Teaching about the Spartacist Uprising

Activities, Weimar Germany

The Spartacist Uprising occurred as Germany was reeling from the armistice and in the process of establishing a new form of Government. The Spartacist Uprising will be, for many pupils, the first time they have looked at the actions of a modern, politically extreme, group. These teaching resources about the Spartacist Uprising are designed to make the topic accessible and engaging.

This video includes footage taken at the time of the Spartacist Uprising.  That allows a sense of period and an element of context to be developed. The video has some clear text inserted which acts as an ideal introduction to the Uprising.

For a pupil friendly introductory narrative I will suggest two of my own pages – this post about the Spartacist Uprising gives a reasonable amount of detail for GCSE pupils whilst this page about Political turmoil, though originally aimed at AS pupils, ought to place the uprising within the wider context of revolts at the time.

For teaching resources there are sadly relatively few that I can say ‘this is fab’ to. Granted, the Uprising won’t take up too much curriculum time but I am a little surprised at how hard it has been to find things to point people at for this topic!

This powerpoint provides a good overview of events, includes some very useful images and has several pupil activities built into the last slide. However, the drawback is that it refers to some date cards which I’ve been unable to track down – though easily recreated.

If you are teaching the Spartacist Uprising and Kapp Putsch in the same lesson this sorting exercise would make for a good plenary activity.

Andy Walker has a useful revision exercise on his fabulous website. It’s a quick and easy recap tool that pupils will go away and use again. Could be posted on a VLE, or used as a recap reference point.

BBC Class Clips has a short video about the reasons for the uprising. As usual Class Clips offers a suggestion for using the clip in lessons – though this suggestion is one of the more obvious ones!

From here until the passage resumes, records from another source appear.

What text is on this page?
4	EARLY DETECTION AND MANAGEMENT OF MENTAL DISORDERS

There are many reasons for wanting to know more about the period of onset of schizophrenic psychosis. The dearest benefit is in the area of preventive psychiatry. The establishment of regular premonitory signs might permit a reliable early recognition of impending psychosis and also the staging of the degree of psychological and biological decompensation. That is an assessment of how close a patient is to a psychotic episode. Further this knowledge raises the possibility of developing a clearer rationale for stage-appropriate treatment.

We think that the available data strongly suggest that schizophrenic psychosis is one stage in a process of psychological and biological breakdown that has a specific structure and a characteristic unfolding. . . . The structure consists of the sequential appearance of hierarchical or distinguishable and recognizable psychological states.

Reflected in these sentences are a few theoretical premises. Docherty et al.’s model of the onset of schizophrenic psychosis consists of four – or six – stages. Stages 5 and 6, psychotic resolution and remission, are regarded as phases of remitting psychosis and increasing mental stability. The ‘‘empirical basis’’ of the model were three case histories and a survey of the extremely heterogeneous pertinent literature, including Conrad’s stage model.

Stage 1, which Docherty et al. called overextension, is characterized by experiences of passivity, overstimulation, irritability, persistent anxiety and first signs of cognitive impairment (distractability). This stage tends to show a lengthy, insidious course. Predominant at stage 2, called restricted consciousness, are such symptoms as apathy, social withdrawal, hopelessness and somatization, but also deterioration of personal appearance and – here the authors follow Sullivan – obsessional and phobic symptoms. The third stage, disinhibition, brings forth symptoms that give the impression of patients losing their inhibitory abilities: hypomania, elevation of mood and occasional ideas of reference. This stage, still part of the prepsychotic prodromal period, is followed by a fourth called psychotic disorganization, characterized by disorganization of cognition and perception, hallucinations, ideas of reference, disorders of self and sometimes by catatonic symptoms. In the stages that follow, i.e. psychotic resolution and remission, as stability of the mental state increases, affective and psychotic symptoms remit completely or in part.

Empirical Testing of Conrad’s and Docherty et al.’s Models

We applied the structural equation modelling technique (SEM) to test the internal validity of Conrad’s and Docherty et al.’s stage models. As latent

So not very much worth recommending – please comment if you know of a hidden gem out there!

If I was teaching this any time soon I think I’d want to veer away from textbooks, worksheets and powerpoints. The opportunity is there to provide pupils with a real grasp of the varied reasons for opposition to Weimar. To get them understanding how ordinary Germans, from all sorts of backgrounds, felt in the immediate aftermath of the war. Presenting pupils with characters, even if they have to be artificial ones, who can live through the uprising (and into subsequent issues, if you wanted to) helps to engage and promotes discussion, debate and understanding. One way of doing this, albeit for a different country, is Mick Long’s active learning exercise entitled ‘Should we support the Bolsheviks?’ Yes, it’s a different nation, yes, the circumstances and context is different but, crucially, the actual learning problem that needs addressing is the same: why did people support groups on the political extremes.

That type of activity, supported by narratives, video and other traditional methods would, in my mind at least, provide a much greater level of understanding.